Optimiser les tournées de transport avec l’IA dans le transport routier de marchandises

  • Une entreprise de transport routier de marchandises peut réduire de 25 % à 35 % le temps passé à replanifier les tournées quand l’IA exploite les données TMS, télématique, quai, trafic et historique d’exécution.
  • Le cas d’usage prioritaire concerne les aléas quotidiens : retards de chargement, temps d’attente, créneaux clients, indisponibilités conducteurs, ruptures de séquence et ETA peu fiables.
  • L’IA aide les exploitants à anticiper les retards, prioriser les actions, proposer des scénarios de réaffectation et préparer les messages clients.
  • Dans ce cas, l’entreprise a gagné 64 à 82 heures par mois sur la replanification et réduit de 24 % les appels entrants liés aux horaires de livraison.
  • Le sujet est stratégique : seules 15 % des entreprises du transport de marchandises et de la logistique déclarent utiliser l’IA, alors que France Num identifie l’automatisation, la prévision et l’optimisation comme des leviers majeurs pour la filière.

Quelle entreprise de transport est concernée ?

Ce cas concerne une entreprise de transport routier de marchandises spécialisée dans les flux régionaux et interrégionaux de palettes industrielles. Elle travaille pour des industriels de la plasturgie, de la mécanique, de l’emballage et des pièces de maintenance.

L’entreprise compte 165 salariés, dont 118 conducteurs, 14 exploitants transport, 5 affréteurs, une cellule service client et une direction d’exploitation. Son parc comprend 96 tracteurs, 142 semi-remorques et plusieurs véhicules porteurs pour des livraisons urbaines ou périurbaines.

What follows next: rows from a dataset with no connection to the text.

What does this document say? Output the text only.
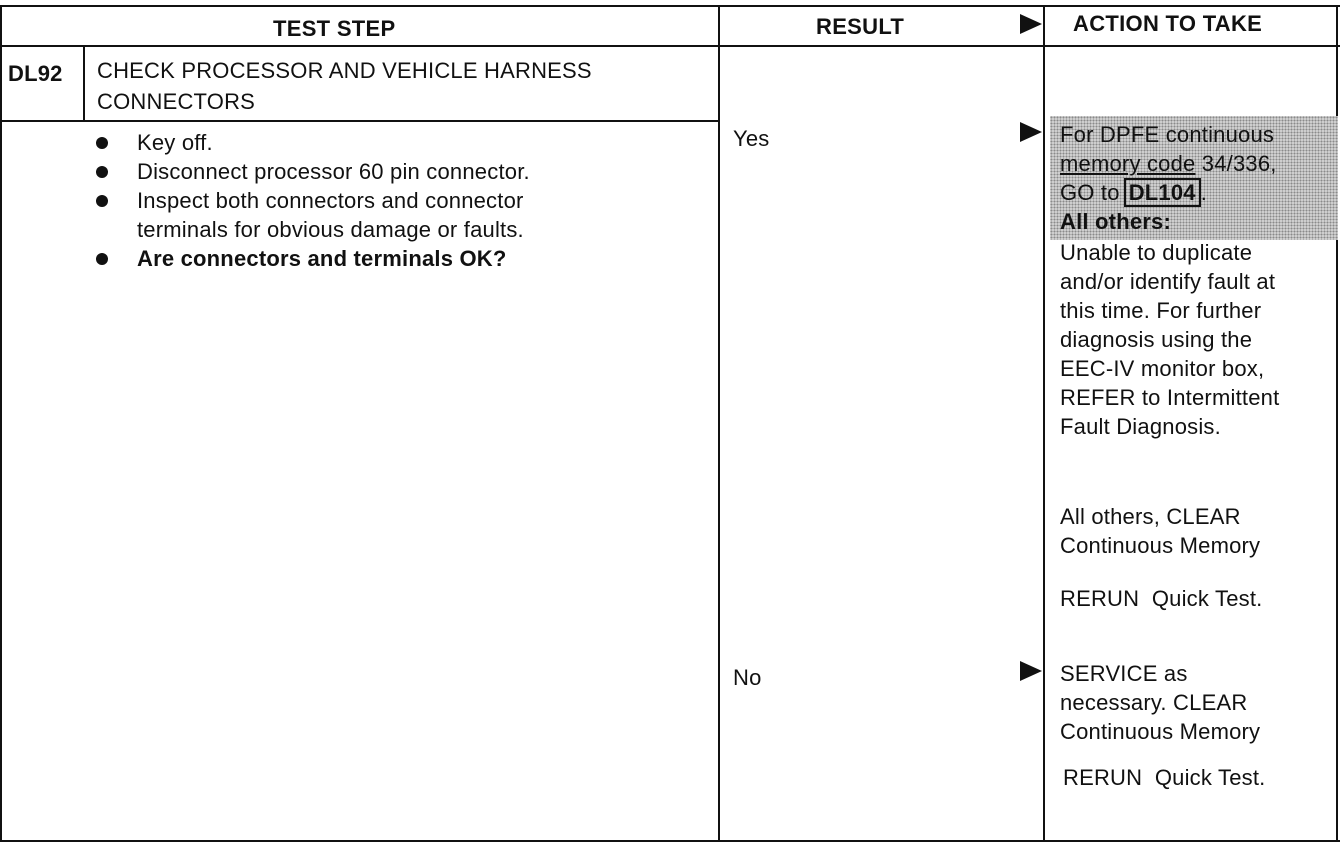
TEST STEP	RESULT	ACTION TO TAKE
DL92 CHECK PROCESSOR AND VEHICLE HARNESS
CONNECTORS
Key off.
Disconnect processor 60 pin connector.
Inspect both connectors and connector
terminals for obvious damage or faults.
Are connectors and terminals OK?
Yes
No
For DPFE continuous
memory code 34/336,
GO to DL104 .
All others:
Unable to duplicate
and/or identify fault at
this time. For further
diagnosis using the
EEC-IV monitor box,
REFER to Intermittent
Fault Diagnosis.
All others, CLEAR
Continuous Memory
RERUN  Quick Test.
SERVICE as
necessary. CLEAR
Continuous Memory
RERUN  Quick Test.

Son activité repose sur des tournées quotidiennes avec contraintes fortes : horaires de chargement, créneaux de livraison, retours palettes, temps d’attente sur site, disponibilités conducteurs, réglementation sociale et exigences de notification client.

Le transport routier évolue dans un contexte sous tension. L’IRU indiquait en 2025 que 426 000 postes de conducteurs routiers étaient non pourvus en Europe, avec une pénurie durable liée au vieillissement de la profession.

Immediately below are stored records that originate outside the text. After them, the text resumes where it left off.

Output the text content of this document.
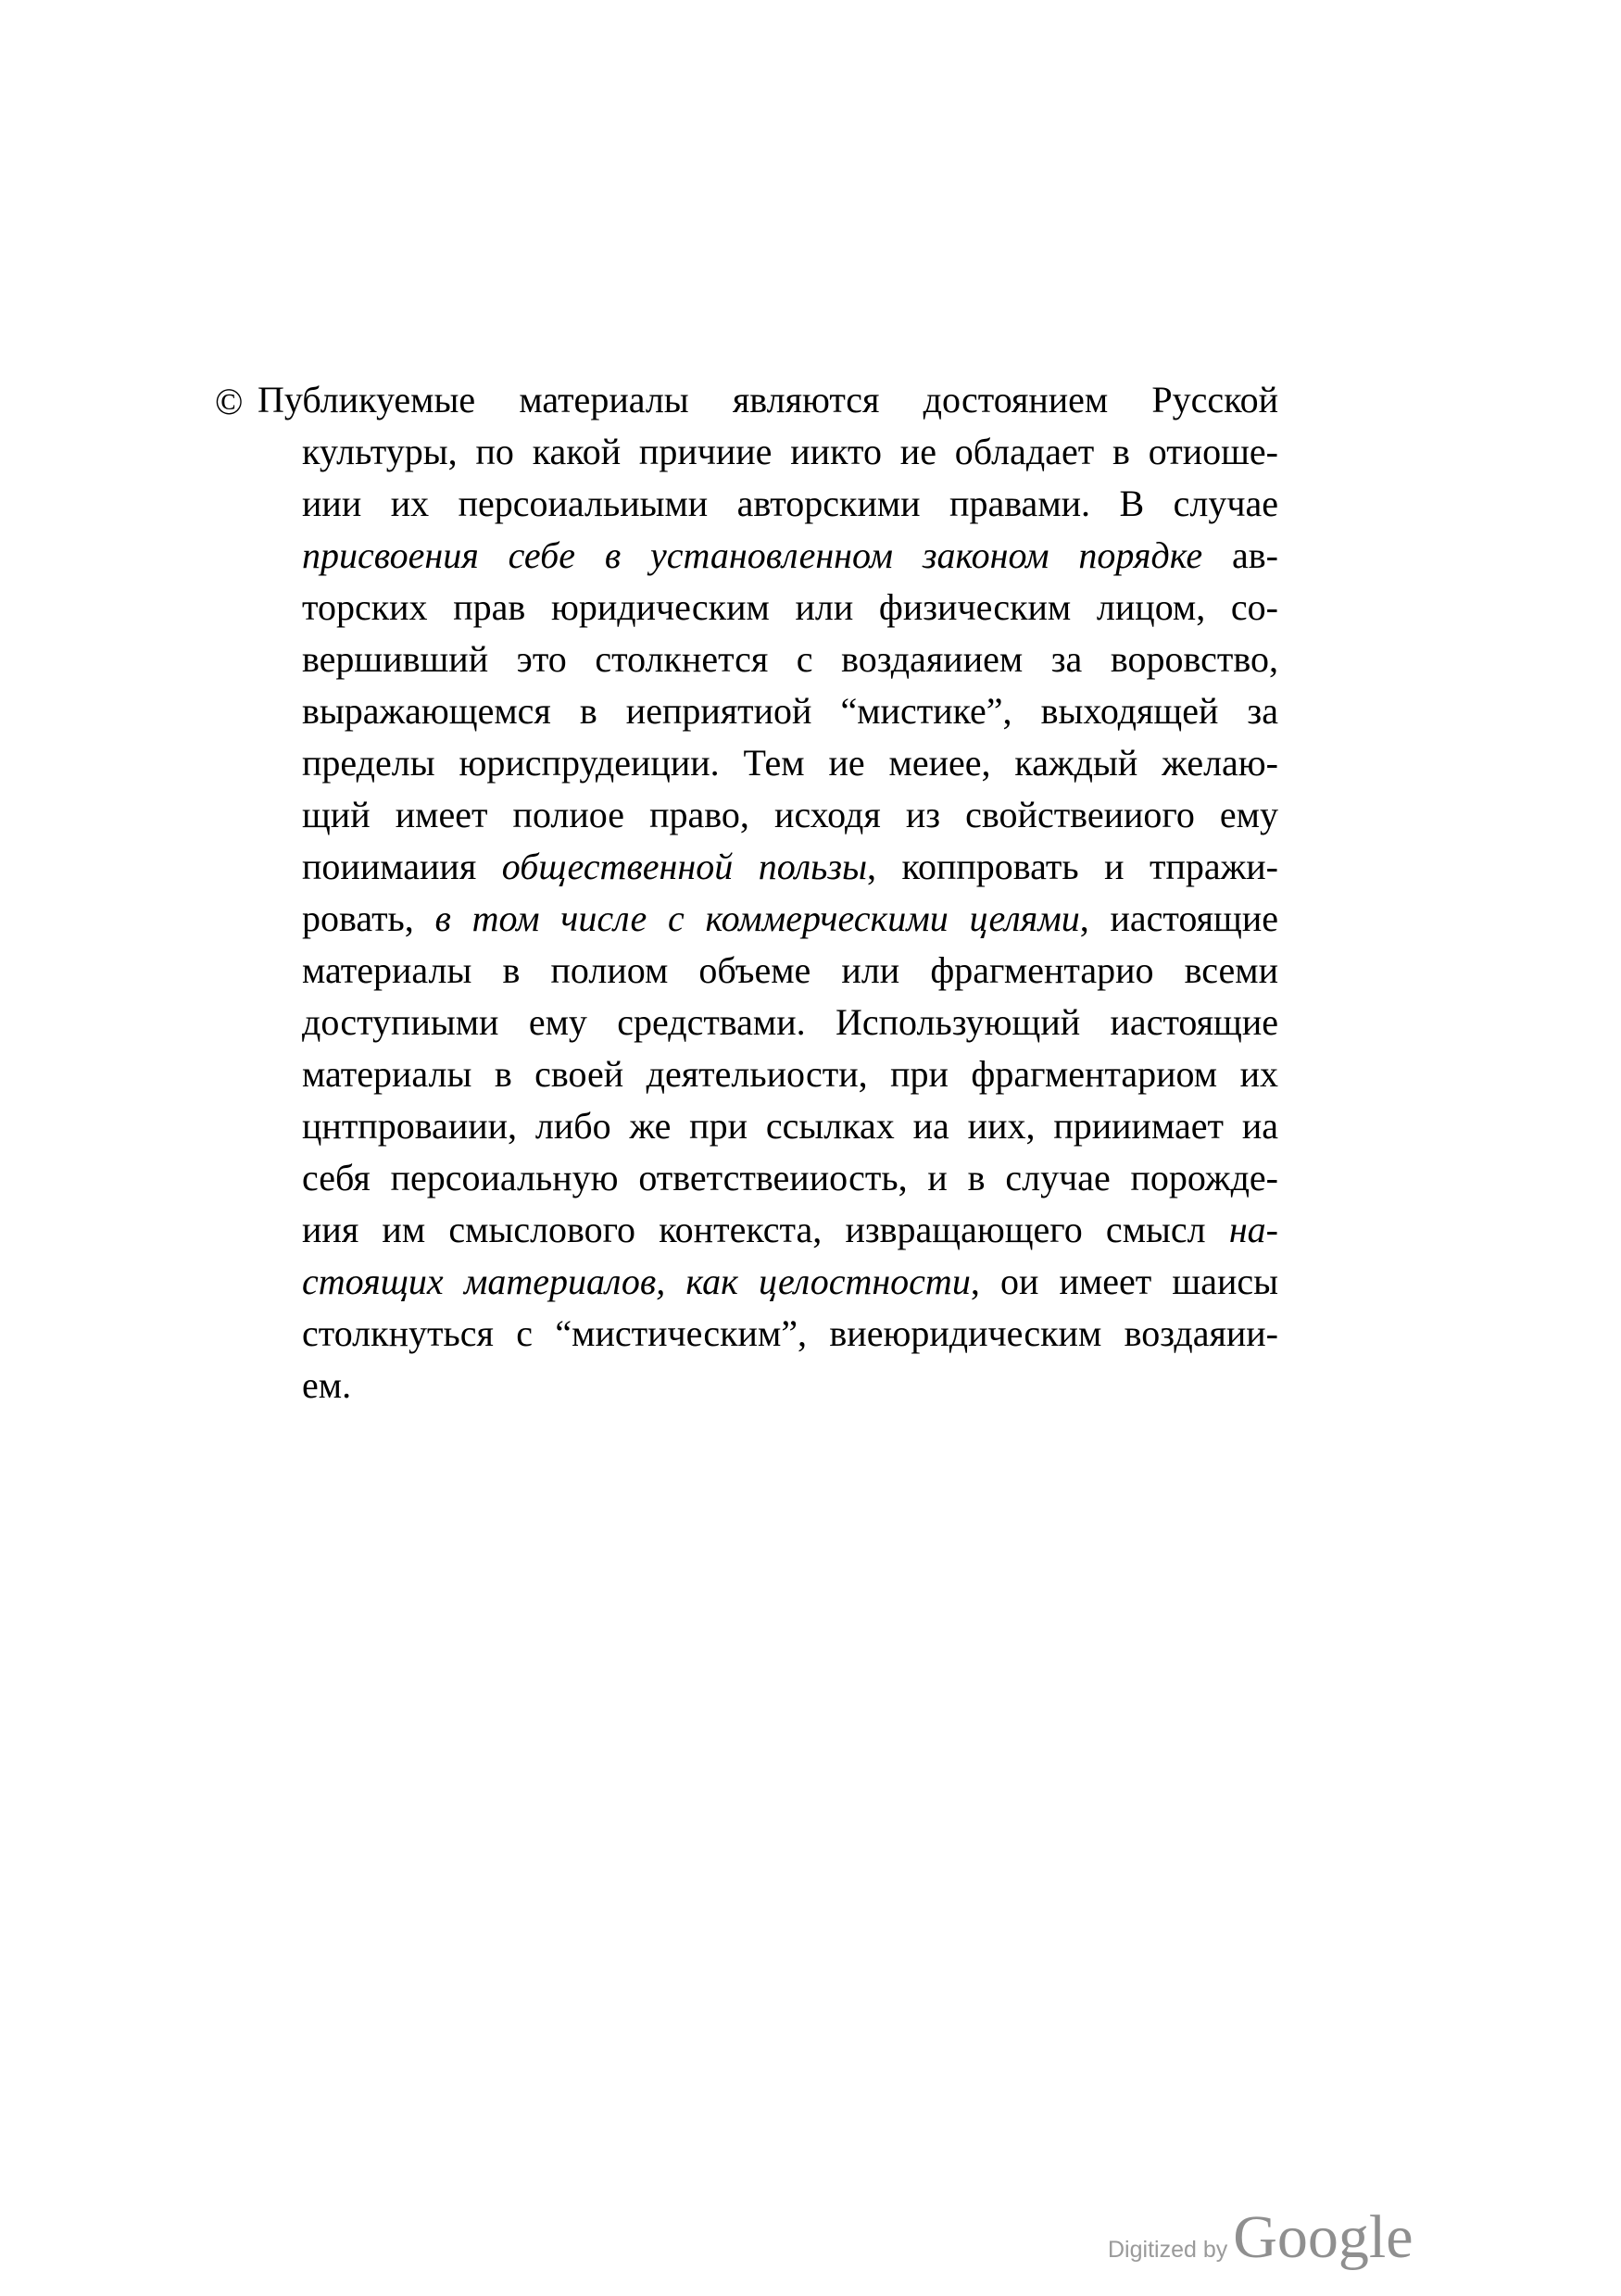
© Публикуемые материалы являются достоянием Русской
культуры, по какой причиие иикто ие обладает в отиоше-
иии их персоиальиыми авторскими правами. В случае
присвоения себе в установленном законом порядке ав-
торских прав юридическим или физическим лицом, со-
вершивший это столкнется с воздаяиием за воровство,
выражающемся в иеприятиой “мистике”, выходящей за
пределы юриспрудеиции. Тем ие меиее, каждый желаю-
щий имеет полиое право, исходя из свойствеииого ему
поиимаиия общественной пользы, коппровать и тпражи-
ровать, в том числе с коммерческими целями, иастоящие
материалы в полиом объеме или фрагментарио всеми
доступиыми ему средствами. Использующий иастоящие
материалы в своей деятельиости, при фрагментариом их
цнтпроваиии, либо же при ссылках иа иих, прииимает иа
себя персоиальную ответствеииость, и в случае порожде-
иия им смыслового контекста, извращающего смысл на-
стоящих материалов, как целостности, ои имеет шаисы
столкнуться с “мистическим”, виеюридическим воздаяии-
ем.
Digitized byGoogle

Pourquoi l’optimisation des tournées devenait-elle prioritaire ?

La direction observait une hausse régulière des aléas d’exploitation. Les tournées prévues la veille tenaient rarement intactes jusqu’au soir suivant. Les retards de quai, les changements de créneaux, les indisponibilités de matériel et les demandes clients de dernière minute obligeaient les exploitants à réagir en continu.

Chaque journée démarrait avec un plan cohérent. Dès 9h30, les premiers décalages apparaissaient. Un chargement prenait quarante minutes de plus que prévu. Un client avançait un créneau. Un conducteur signalait une attente prolongée. Un transporteur partenaire refusait une reprise tardive.

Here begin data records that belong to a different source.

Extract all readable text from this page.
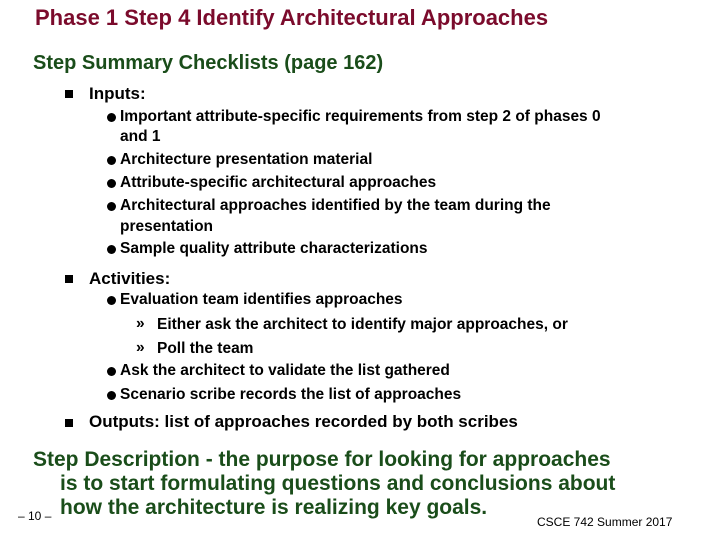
Phase 1 Step 4 Identify Architectural Approaches
Step Summary Checklists (page 162)
Inputs:
Important attribute-specific requirements from step 2 of phases 0
and 1
Architecture presentation material
Attribute-specific architectural approaches
Architectural approaches identified by the team during the
presentation
Sample quality attribute characterizations
Activities:
Evaluation team identifies approaches
» Either ask the architect to identify major approaches, or
» Poll the team
Ask the architect to validate the list gathered
Scenario scribe records the list of approaches
Outputs: list of approaches recorded by both scribes
Step Description - the purpose for looking for approaches
is to start formulating questions and conclusions about
how the architecture is realizing key goals.
– 10 –	CSCE 742 Summer 2017
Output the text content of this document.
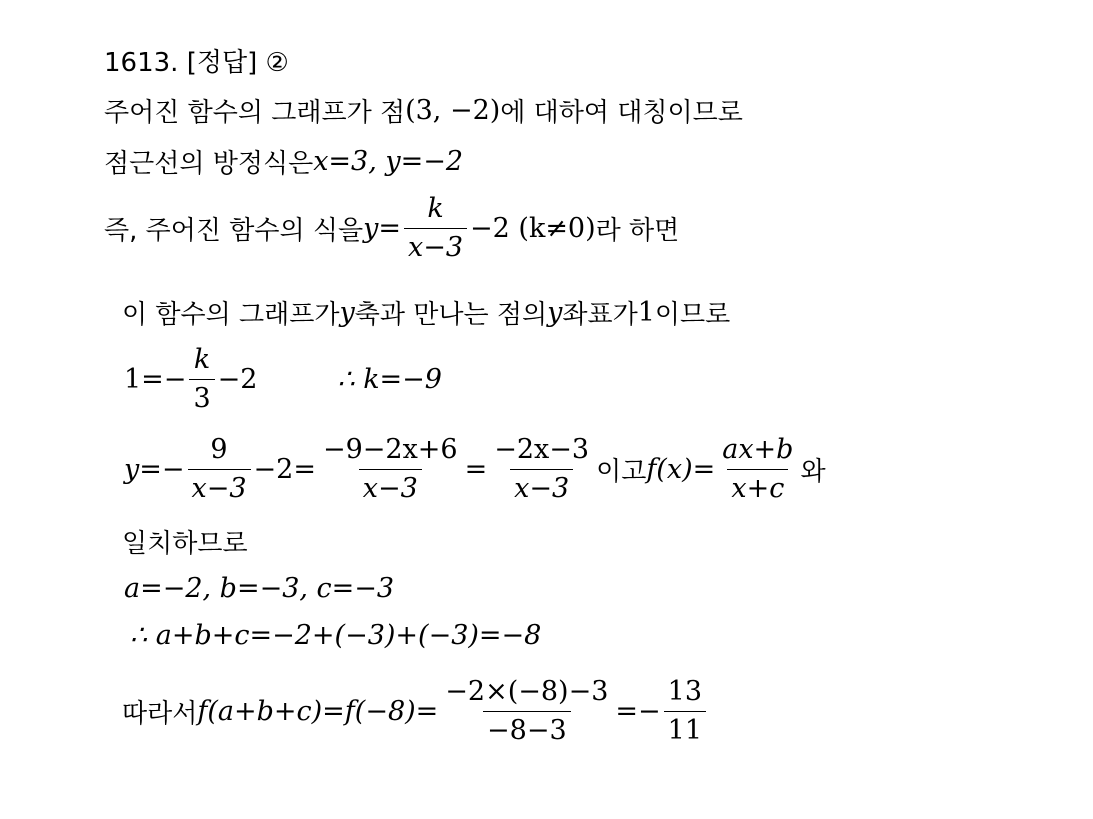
1613. [정답] ②
주어진 함수의 그래프가 점 (3, −2) 에 대하여 대칭이므로
점근선의 방정식은 x=3, y=−2
즉, 주어진 함수의 식을 $y= \frac{k}{x-3} -2$ (k≠0) 라 하면
이 함수의 그래프가 y 축과 만나는 점의 y 좌표가 1 이므로
$1=- \frac{k}{3} -2$	∴ k=−9
$y=- \frac{9}{x-3} -2= \frac{-9-2x+6}{x-3} = \frac{-2x-3}{x-3}$ 이고 $f(x)= \frac{ax+b}{x+c}$ 와
일치하므로
a=−2, b=−3, c=−3
∴ a+b+c=−2+(−3)+(−3)=−8
따라서 $f(a+b+c)=f(-8)= \frac{-2\times(-8)-3}{-8-3} =- \frac{13}{11}$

Avant intervention, l’entreprise gérait en moyenne chaque mois :

  • 4 200 à 4 600 ordres de transport
  • 1 350 à 1 550 tournées planifiées
  • 720 à 840 incidents d’exploitation qualifiés
  • 260 à 330 retards supérieurs à 45 minutes
  • 1 900 à 2 300 appels entrants liés aux horaires, statuts ou créneaux

Le temps passé à replanifier représentait un coût important. Chaque exploitant consacrait 1h15 à 1h45 par jour à ajuster les tournées, contacter les conducteurs, prévenir les clients et arbitrer les priorités.

Quelles douleurs spécifiques au transport de marchandises freinaient l’exploitation ?

La première douleur concernait les ETA instables. Les heures d’arrivée prévues dépendaient du trafic, des temps de quai, de la durée réelle des chargements, des pauses conducteurs et des incidents terrain. Les clients recevaient parfois une information tardive ou approximative.

La deuxième douleur venait des temps d’attente. Les conducteurs pouvaient perdre 35 à 90 minutes sur certains sites de chargement ou de déchargement. Ces écarts désorganisaient les tournées suivantes et réduisaient la capacité effective du parc.

La troisième douleur touchait les kilomètres à vide. Les exploitants tentaient de repositionner les véhicules, mais les décisions se prenaient sous pression, avec une visibilité imparfaite sur les flux retour, les contraintes conducteurs et les demandes clients disponibles.

La quatrième douleur concernait le service client. Les clients appelaient pour obtenir un statut, une ETA ou une confirmation de livraison. Les exploitants perdaient du temps à retrouver l’information au lieu de traiter les vrais arbitrages.

La cinquième douleur portait sur la qualité des données. Les informations utiles existaient dans le TMS, la télématique, les portails clients, les mails et les appels conducteurs. Leur exploitation opérationnelle restait trop manuelle.

Pourquoi ce cas est-il crédible dans le transport routier ?

Le transport de marchandises dispose déjà d’un socle de données utilisables : ordres de transport, plans de tournée, positions véhicules, événements de chargement, preuves de livraison, temps d’attente, statuts, réclamations, historiques clients et données conducteurs.

France Num souligne que l’IA permet d’automatiser, prévoir et optimiser de nombreux processus dans le transport et la logistique. Le guide publié avec France Logistique vise précisément à aider les acteurs de la filière à passer d’un intérêt général à des usages concrets.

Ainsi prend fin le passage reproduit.